確か、少し前に蔵王山から山形へ向かう道があったはず。
『ドーン』『ドドーン』地響きが続く。
少女は、リアシートで耳を手でふさぎ、震えている。真由美は、少女を抱きしめ、「大丈夫だから。大丈夫だから」と何度も少女に話しかけている。

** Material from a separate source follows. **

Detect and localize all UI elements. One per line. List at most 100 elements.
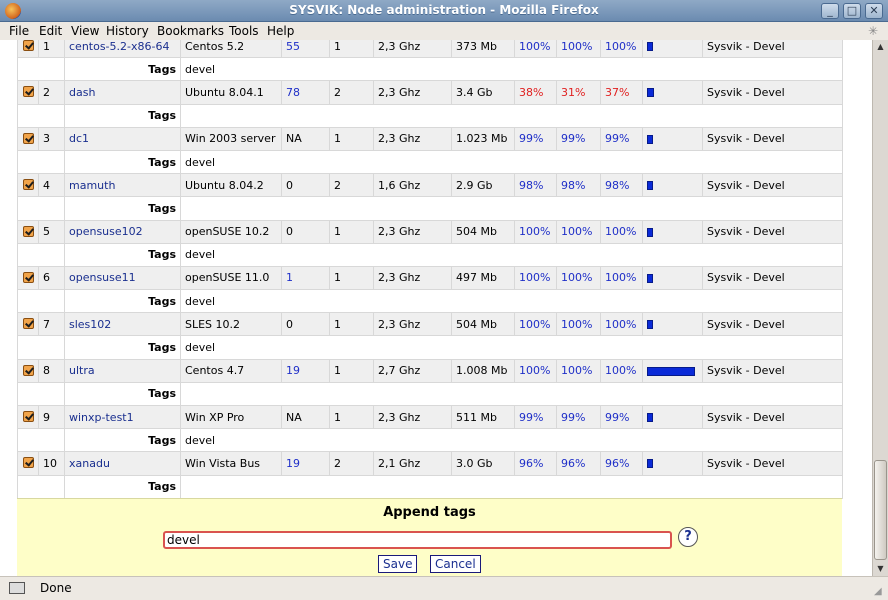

2時間ほど山道を登り、奥羽山脈を山形へ抜ける峠の駐車場に車を停める。
そこにあった展望台からは、仙台市が一望できた。
まだ、日暮れには時間があるはずなのに、空が赤い。
街を焼く炎の色が、雲を赤く染めていた。
「わああああっ!あー!」
その光景を一目見ると、少女は膝から崩れ、大声で泣いた。
「燃えてる。私の家が…、友達の家が…、学校が…、みんな燃えてる。うわぁーん!」
真由美が少女に寄り添い、肩を抱く。
「何で? どうして燃えているの? あの中に人は、まだいるの?」
「…。」
俺は、少女の質問に答えられなかった。
「東京も…。仙台みたいに、焼かれたの?」
「そうよ。東京も焼かれてしまったの」
真由美が、歯を食いしばりこらえるように、言った。
少女は、その一言ですべてをさとったのか、また大声で泣いた。
「わああああっ! 父様ぁ! 母様ぁ」
ひとしきり少女が泣いた後、真由美が優しく言った。
「お嬢さん お姉さんたちと一緒に行こう。お名前は?」
真由美を見つめ、声を震わせて、少女は答えた。